Help of the Rising Sun
The Japanese have an understated way of going about things, which is why few in India have understood the magnitude of what New Delhi and Tokyo are attempting to accomplish in their bilateral relationship.
The Japanese have an understated way of going about things, which is why few in India have understood the magnitude of what New Delhi and Tokyo are attempting to accomplish in their bilateral relationship. While there has been an unsurprising interest in the visiting Japanese Prime Minister’s equally unsurprising call for India to sign the Comprehensive Test Ban Treaty, there should be greater public appreciation of such projects as the Delhi-Mumbai Industrial Corridor and the parallel hi-tech rail freight corridor. The industrial corridor, a $90 billion-infrastructure project, that would add a quarter to India’s industrial infrastructure, would be as transformative as the Indo-US civil nuclear deal or the Green Revolution. Yukio Hatoyama’s public endorsement of these industrial projects will come as a relief to New Delhi which had been uncertain whether the new left-of-centre coalition in Tokyo was as committed to them as its more conservative predecessors.

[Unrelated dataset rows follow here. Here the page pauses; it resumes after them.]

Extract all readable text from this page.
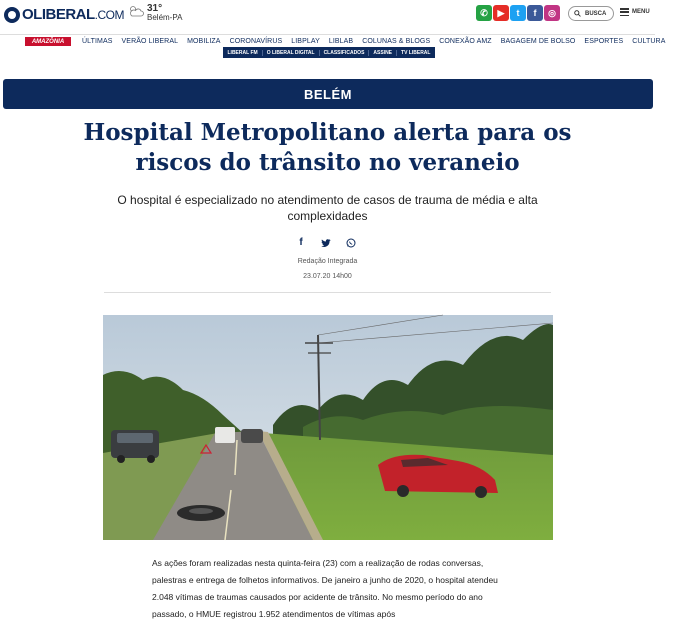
OLIBERAL.COM 31°
Belém-PA	✆	▶	t	f	◎	BUSCA	MENU
AMAZÔNIA	ÚLTIMAS VERÃO LIBERAL MOBILIZA CORONAVÍRUS LIBPLAY LIBLAB COLUNAS & BLOGS CONEXÃO AMZ BAGAGEM DE BOLSO ESPORTES CULTURA
LIBERAL FM	O LIBERAL DIGITAL	CLASSIFICADOS	ASSINE	TV LIBERAL
BELÉM
Hospital Metropolitano alerta para os riscos do trânsito no veraneio

O hospital é especializado no atendimento de casos de trauma de média e alta complexidades

f
Redação Integrada
23.07.20 14h00

As ações foram realizadas nesta quinta-feira (23) com a realização de rodas conversas, palestras e entrega de folhetos informativos. De janeiro a junho de 2020, o hospital atendeu 2.048 vítimas de traumas causados por acidente de trânsito. No mesmo período do ano passado, o HMUE registrou 1.952 atendimentos de vítimas após
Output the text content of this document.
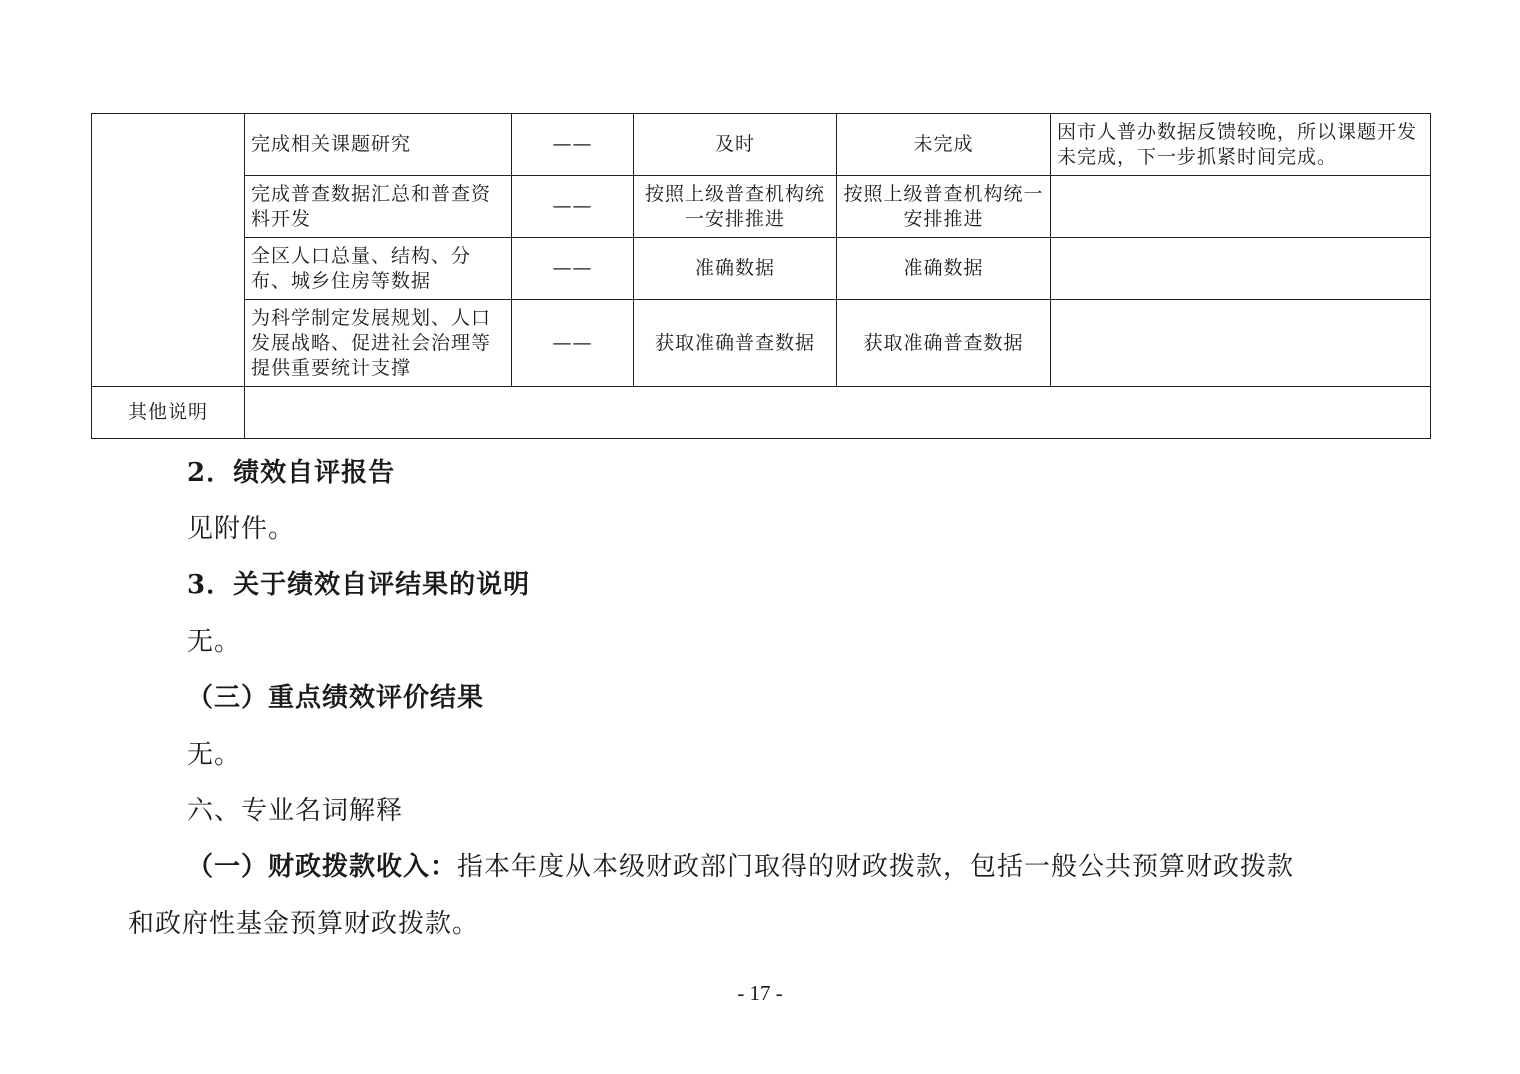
	完成相关课题研究	——	及时	未完成	因市人普办数据反馈较晚，所以课题开发未完成，下一步抓紧时间完成。
	完成普查数据汇总和普查资料开发	——	按照上级普查机构统一安排推进	按照上级普查机构统一安排推进	
	全区人口总量、结构、分布、城乡住房等数据	——	准确数据	准确数据	
	为科学制定发展规划、人口发展战略、促进社会治理等提供重要统计支撑	——	获取准确普查数据	获取准确普查数据	
其他说明					

2．绩效自评报告

见附件。

3．关于绩效自评结果的说明

无。

（三）重点绩效评价结果

无。

六、专业名词解释

（一）财政拨款收入：指本年度从本级财政部门取得的财政拨款，包括一般公共预算财政拨款

和政府性基金预算财政拨款。

- 17 -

This uncertainty arises from an understanding of the initial motivations behind Japan’s interest in these projects. The original policy was driven by strategic concerns that Japan had become economically dependent on China, a country that had indicated its desire to supplant Japan economically and politically in Asia. Japanese manufacturers, however, found India a hostile environment because of the country’s poor infrastructure. The solution, therefore, was for Japan to build the infrastructure itself. Hence the two corridor projects. Mr Hatoyama’s government has come in with a different geopolitical vision, one where Japan and China bury their differences in a larger Asian architecture. Yet his government has renewed Tokyo’s commitment to the corridors. The evidence is that this is being driven by an acceptance that while strategic concerns may have been downgraded, the economic arguments for Japan to help develop India are now stronger than ever. India supplanted China last fiscal year as the number one destination for Japanese foreign direct investment.
Mr Hatoyama’s visit was thin on substance, reflecting the fact his government has been in power for less than four months. What is important is that the visit, squeezed in before the New Year began, showed a continuity of policy regarding India that may well make Japan one of the key guarantors of the rise of this country in the coming century.